To test whether diabetes affects the EC differentiation potential of ASCs, we induced their differentiation towards ECs. Although both differentiated ASC groups were able to develop capillary-like networks, the ability of ASCsZDF was significantly impaired. We also performed in vivo plug angiogenesis assays to study the ability of ASCs to form new vessels. Consistent with their in vitro EC differentiation capacity, ASCsZDF had an impaired ability to stimulate the formation of an extended network of microvessels in the implanted plug. Several studies have shown a role of the Notch and Wnt pathways in angiogenesis [4244]. Notch signalling is required for angiogenesis in ischaemia models, and Dll1, the expression of which was lower in ASCsZDF, is essential for postnatal angiogenesis [45], while jagged-1 (Jag1), which we also found downregulated, enhances angiogenesis [46]. Recent reports have underlined the important role of the Wnt system in vascular morphogenesis and in organ-specific EC differentiation [47]. It has also been reported that anti-angiogenic factors, such as collagen, type XVIII, alpha 1, inhibit Wnt signalling activity [48]. Our results for gene expression analysis revealed a significant increase in expression of Col18a1 in ASCsZDF. Therefore, the inhibition of signalling, with the increase in anti-angiogenic factors, might be responsible for the impaired capacity of ASCsZDF to develop newly formed microvessels.

Finally, because leptin is involved in regulating MSC differentiation [49, 50], we investigated another model of diabetes in addition to the ZDF leptin receptor-deficient model. Its gene expression profile, as well as differentiation potential, showed a similar pattern to ASCsZDF and ASCsChDMII. Therefore, we can conclude that the impaired differentiation potential observed in ASCsZDF is independent of leptin receptor deficiency.
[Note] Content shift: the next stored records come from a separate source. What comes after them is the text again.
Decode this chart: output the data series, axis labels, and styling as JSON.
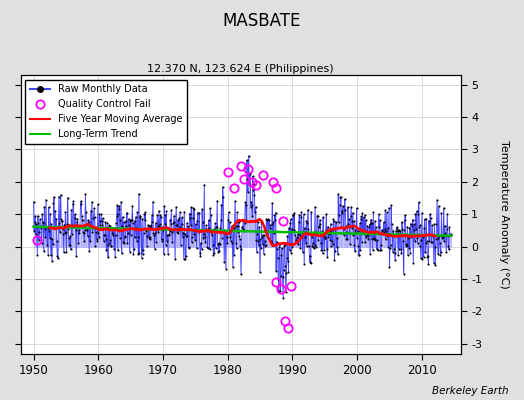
{
  "title": "MASBATE",
  "subtitle": "12.370 N, 123.624 E (Philippines)",
  "ylabel": "Temperature Anomaly (°C)",
  "credit": "Berkeley Earth",
  "xlim": [
    1948,
    2016
  ],
  "ylim": [
    -3.3,
    5.3
  ],
  "yticks": [
    -3,
    -2,
    -1,
    0,
    1,
    2,
    3,
    4,
    5
  ],
  "xticks": [
    1950,
    1960,
    1970,
    1980,
    1990,
    2000,
    2010
  ],
  "raw_line_color": "#4444ff",
  "raw_stem_color": "#aaaaff",
  "dot_color": "#000000",
  "qc_color": "#ff00ff",
  "moving_avg_color": "#ff0000",
  "trend_color": "#00bb00",
  "background_color": "#e0e0e0",
  "plot_bg_color": "#ffffff",
  "grid_color": "#cccccc",
  "seed": 7
}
In summary, this is to our knowledge the first report to analyse the effect of diabetes on molecules involved in the maintenance of pluripotency and self-renewal of ASCs. Our results indicate that the effects of diabetes on main signalling pathways implicated in the maintenance of an undifferentiated state are the cause of the greater ASCsZDF commitment to an adipogenic lineage, compared with ASCsZLC, and that this leads to a gradual depletion of the ASC pool.
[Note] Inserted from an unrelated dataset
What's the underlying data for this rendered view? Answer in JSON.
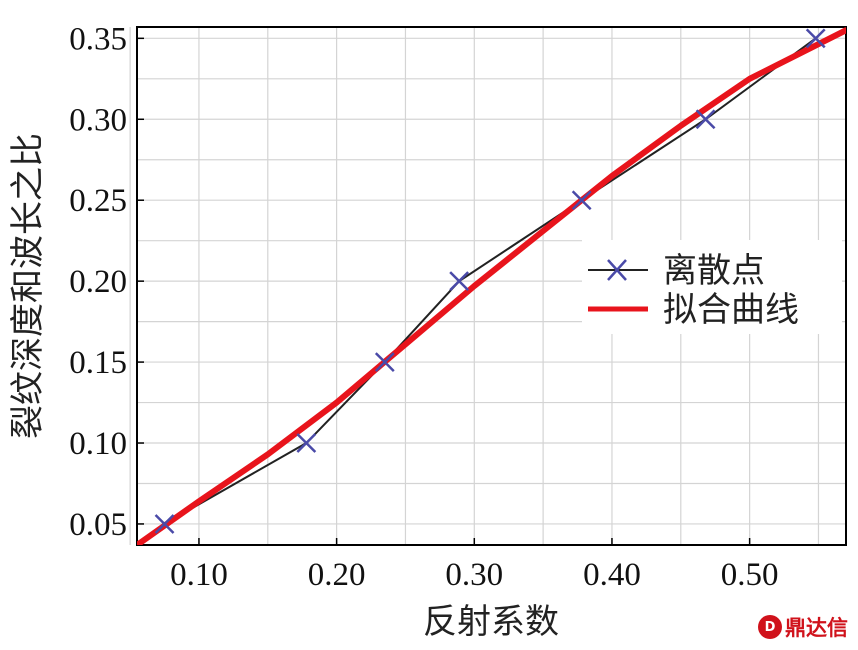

For the first time, we demonstrate that the EC differentiation potential and the ability of ASCsZDF to develop capillary-like networks in vitro and in vivo are significantly impaired compared with ASCsZLC. Functional results, as well as gene expression and subsequent in silico analysis show that the benefits of using ASCs derived from diabetic patients might be limited in angiogenic therapies. Collectively, our data also help to explain the reduced spontaneous self-repair of hypoxic and ischaemic damage in diabetic patients.